Why would European governments -- in Sweden, Germany, Britain, Ireland, France, and elsewhere -- not want their peoples to understand what's happening in their countries? The answer is simple: to the trans-national political "elites" based in Brussels, one "citizen" is as good as another; that what counts is bodies, not hearts, minds, and souls; that national differences can be papered over (which is precisely the objective of the EU); that national allegiances are dangerous; and that, most importantly, after them the deluge. But in a post-Christian, post-religious, and increasingly childless world, they don't care.
So Lt. Col. Beltrame has to die to preserve the fiction that one Frenchman is as good as another, and an elderly Holocaust survivor falls victim to generic anti-Semitism -- you know, just like during World War II -- rather than specifically Islamic anti-Jewishness.

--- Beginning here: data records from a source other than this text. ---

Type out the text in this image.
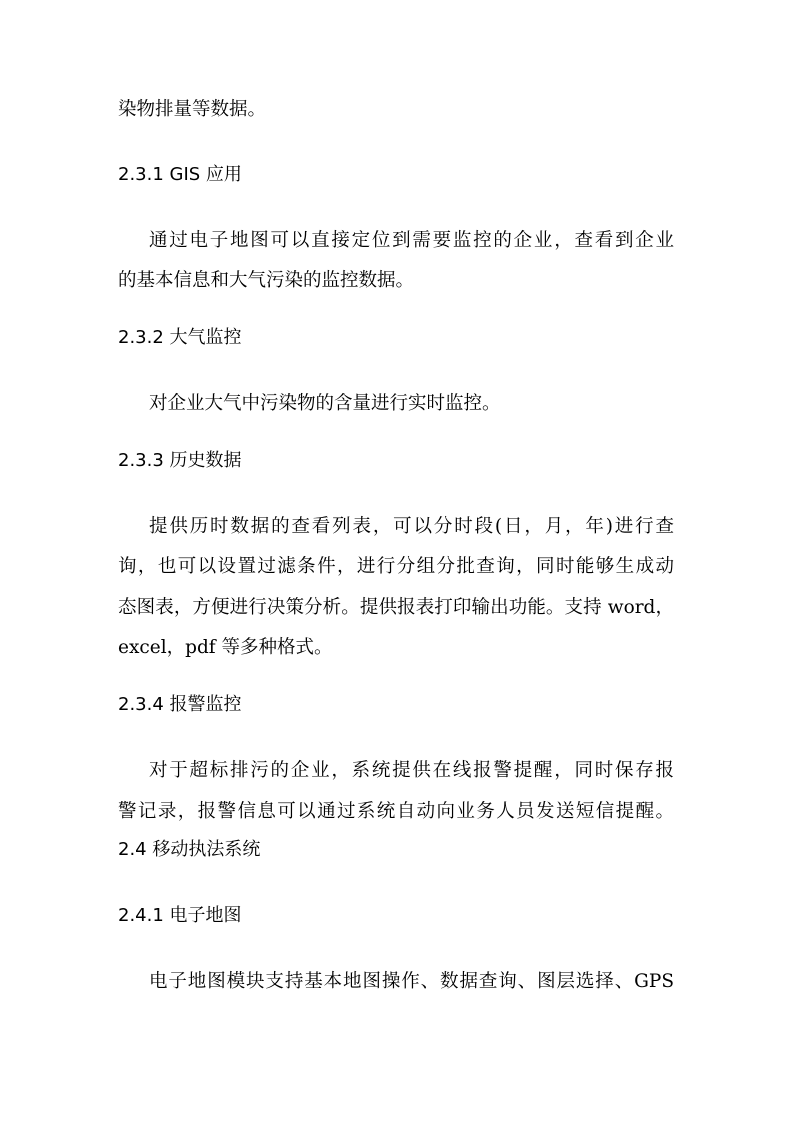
染物排量等数据。
2.3.1 GIS 应用
通过电子地图可以直接定位到需要监控的企业，查看到企业
的基本信息和大气污染的监控数据。
2.3.2 大气监控
对企业大气中污染物的含量进行实时监控。
2.3.3 历史数据
提供历时数据的查看列表，可以分时段(日，月，年)进行查
询，也可以设置过滤条件，进行分组分批查询，同时能够生成动
态图表，方便进行决策分析。提供报表打印输出功能。支持 word，
excel，pdf 等多种格式。
2.3.4 报警监控
对于超标排污的企业，系统提供在线报警提醒，同时保存报
警记录，报警信息可以通过系统自动向业务人员发送短信提醒。
2.4 移动执法系统
2.4.1 电子地图
电子地图模块支持基本地图操作、数据查询、图层选择、GPS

Anti-Semitism was supposed to be a disease of the far right. But the people actually killing Jews in France these days are not members of the National Front. They are Islamists.
“The major crimes against the Jewish community — Ilan Halimi, the Toulouse killings, the Hyper Cacher killings, Sarah Halimi — all of them have all been carried out by radicalized Muslims,” Robert Ejnes, the executive director of CRIF, an umbrella organization of French Jewish groups, told me in a call from Paris. “These young people have French identity cards, but they hate what France stands for. This is the nature of the problem we are facing. And it’s very hard to talk about.”
Maybe it's time to start. The EU knows it, the European governments know it, the media knows it. Only the people don't. And so more innocents and heroes will have to die to make France, and the rest of Western Europe, live up to its own book of rules, even if it kills them.